Researchers have documented that South Africa is afflicted by widespread food insecurity and hunger in both urban and rural areas. While, in aggregate, the country has enough resources to feed all of its inhabitants, one out of two households is at risk of hunger; almost 16% of South Africans consume less than adequate energy to meet their needs; and about 22% of children under nine years of age are stunted. These statistics indicate that many South Africans live in a state of chronic malnutrition.
In response, several entities within the government, civil society, and private sector have embarked on efforts to document and find solutions to the problem. Food insecurity was high on the agenda leading up to the 2008 national elections. This emphasis on food in policy dialogue was further supported by initiatives at institutions such as the Development Bank of Southern Africa and the Human Sciences Research Council, which focused explicitly on the challenges of measuring and monitoring food security.
Sustainable Food Security
Since 2009, Reos Johannesburg has been a partner in and service provider to the Southern Africa Food Lab (SAFL), a multi-stakeholder initiative that brings together diverse players in the regional food system to identify and pilot innovative means to achieve long-term, sustainable food security. Participants from NGOs, the Department of Agriculture, food retailers, producers, and donors took part in a meeting in February 2009, where they agreed that better collaboration was essential within and between sectors on food security matters. This workshop led to the establishment of a steering group and a plan to implement a year-long Change Lab process, inspired by methodologies implemented in a range of similar initiatives, including the Sustainable Food Lab. Toward the end of 2009, GTZ (now GIZ), the German development aid agency, committed to fund a project, and Reos Partners was contracted to facilitate the process.
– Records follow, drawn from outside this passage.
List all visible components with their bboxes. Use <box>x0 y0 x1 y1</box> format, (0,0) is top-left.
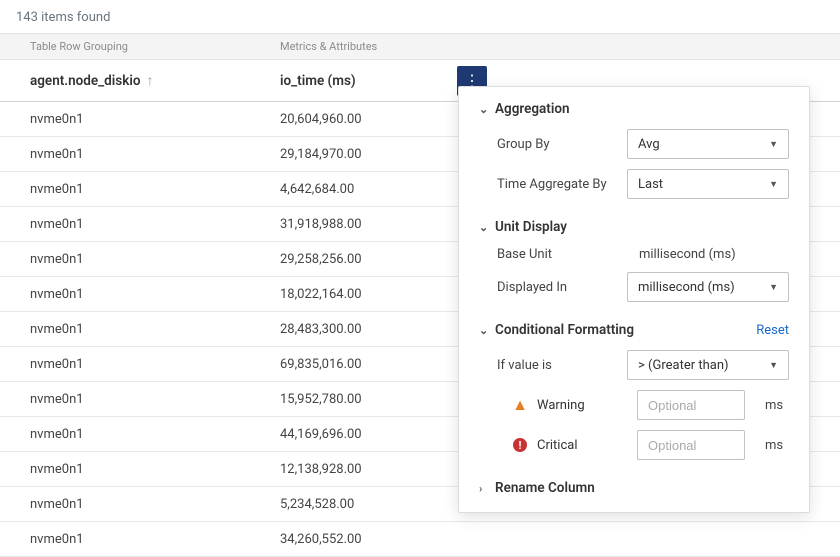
warning-icon: ▲ <box>513 395 527 415</box>
chevron-down-icon: ⌄ <box>479 221 489 234</box>
group-cell: nvme0n1 <box>0 147 260 162</box>
base-unit-label: Base Unit <box>497 247 627 262</box>
column-header-group[interactable]: agent.node_diskio ↑ <box>0 72 260 89</box>
critical-icon: ! <box>513 438 527 452</box>
time-agg-value: Last <box>638 177 663 192</box>
column-header-metric-label: io_time (ms) <box>280 73 356 89</box>
time-agg-select[interactable]: Last ▼ <box>627 169 789 199</box>
section-rename[interactable]: › Rename Column <box>479 480 789 496</box>
warning-label: Warning <box>537 398 627 413</box>
critical-unit: ms <box>765 438 783 453</box>
group-by-select[interactable]: Avg ▼ <box>627 129 789 159</box>
base-unit-value: millisecond (ms) <box>627 247 789 262</box>
comparator-select[interactable]: > (Greater than) ▼ <box>627 350 789 380</box>
header-section-metrics: Metrics & Attributes <box>260 40 840 53</box>
group-cell: nvme0n1 <box>0 462 260 477</box>
section-aggregation-label: Aggregation <box>495 101 570 117</box>
group-cell: nvme0n1 <box>0 217 260 232</box>
header-section-grouping: Table Row Grouping <box>0 40 260 53</box>
critical-input[interactable] <box>637 430 745 460</box>
displayed-in-label: Displayed In <box>497 280 627 295</box>
caret-down-icon: ▼ <box>769 282 778 293</box>
group-cell: nvme0n1 <box>0 392 260 407</box>
displayed-in-select[interactable]: millisecond (ms) ▼ <box>627 272 789 302</box>
section-unit-display[interactable]: ⌄ Unit Display <box>479 219 789 235</box>
section-aggregation[interactable]: ⌄ Aggregation <box>479 101 789 117</box>
column-header-group-label: agent.node_diskio <box>30 73 141 89</box>
time-agg-label: Time Aggregate By <box>497 177 627 192</box>
sort-asc-icon: ↑ <box>147 72 154 89</box>
group-by-label: Group By <box>497 137 627 152</box>
group-cell: nvme0n1 <box>0 252 260 267</box>
section-rename-label: Rename Column <box>495 480 595 496</box>
items-found: 143 items found <box>0 0 840 33</box>
critical-label: Critical <box>537 438 627 453</box>
caret-down-icon: ▼ <box>769 179 778 190</box>
group-by-value: Avg <box>638 137 660 152</box>
group-cell: nvme0n1 <box>0 532 260 547</box>
warning-unit: ms <box>765 398 783 413</box>
reset-link[interactable]: Reset <box>756 323 789 338</box>
displayed-in-value: millisecond (ms) <box>638 280 735 295</box>
header-group-band: Table Row Grouping Metrics & Attributes <box>0 33 840 60</box>
if-value-label: If value is <box>497 358 627 373</box>
group-cell: nvme0n1 <box>0 357 260 372</box>
warning-input[interactable] <box>637 390 745 420</box>
group-cell: nvme0n1 <box>0 497 260 512</box>
group-cell: nvme0n1 <box>0 182 260 197</box>
group-cell: nvme0n1 <box>0 112 260 127</box>
group-cell: nvme0n1 <box>0 427 260 442</box>
comparator-value: > (Greater than) <box>638 358 729 373</box>
section-conditional-label: Conditional Formatting <box>495 322 634 338</box>
caret-down-icon: ▼ <box>769 360 778 371</box>
column-settings-popover: ⌄ Aggregation Group By Avg ▼ Time Aggreg… <box>458 86 810 513</box>
group-cell: nvme0n1 <box>0 322 260 337</box>
chevron-down-icon: ⌄ <box>479 103 489 116</box>
table-row[interactable]: nvme0n134,260,552.00 <box>0 522 840 557</box>
section-conditional[interactable]: ⌄ Conditional Formatting Reset <box>479 322 789 338</box>
caret-down-icon: ▼ <box>769 139 778 150</box>
section-unit-display-label: Unit Display <box>495 219 567 235</box>
chevron-right-icon: › <box>479 482 489 495</box>
group-cell: nvme0n1 <box>0 287 260 302</box>
chevron-down-icon: ⌄ <box>479 324 489 337</box>
value-cell: 34,260,552.00 <box>260 532 840 547</box>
The convening phase took place in 2010. It involved in-depth interviews with approximately 30 members from different sectors of the food chain (primarily within South Africa, but including neighbouring countries) to develop a deep understanding of the issues as seen by the key stakeholders. The convenors ultimately identified approximately 50 leaders who would became members of the Change Lab team. In phase two later that year, participants moved into experiencing the system together through learning journeys and innovation workshops, coming to a shared understanding of where challenges lie and what is needed to address those challenges together.
Phase three kicked off in earnest at the end of 2010 and early 2011, with participants working jointly to implement innovative solutions. Currently, innovation teams are working on the following themes:
• Small Producers (and Alternative Supply Chains)
• National Conversation on the Food System
• Integrating Food Security into Urban Planning
• Bottom of the Pyramid Approaches (Meeting the Needs of the Poorest)
In 2011, the Food Security Initiative at Stellenbosch University, which is now the convener of the SAFL, received funding from the National Research Foundation for a multi-year project on “Social Learning for Sustainable Food Systems.” The grant will cover some of the SAFL’s operational costs and fund scholarships for graduate students to study the impact of this type of work.
Southern Africa Food Lab Initiatives
Since the Southern Africa Food Lab began, the issue of small-farmer engagement in the local food system has repeatedly emerged as a core theme. As a result of the work of one of the Lab innovation teams on this issue, the SAFL is joining forces with the Institute for Poverty, Land and Agrarian Studies at the University of the Western Cape on an action research and social dialogue project. With the support of the Ford and Mellon Foundations, this project seeks to identify viable, equitable, and scalable approaches to private-sector support for commercial smallholder farming in South Africa.
In collaboration with the South African Human Rights Commission, the SAFL is also taking forward an innovation team initiative to hold a “National Conversation on Food.” The Commission’s mandate is to look at the status of a range of human rights issues in the country. In this instance, it is piloting the Lab’s methodology and approach to help move its usual hearing format to a more action-oriented approach. SAFL members are part of a Section 5 committee that is working to plan and implement the National Conversation on Food in late 2012.
In addition to these activities, the SAFL will continue to host forums, learning journeys, and workshops for all the innovation teams during 2012, and will convene an annual meeting of the Lab later in the year.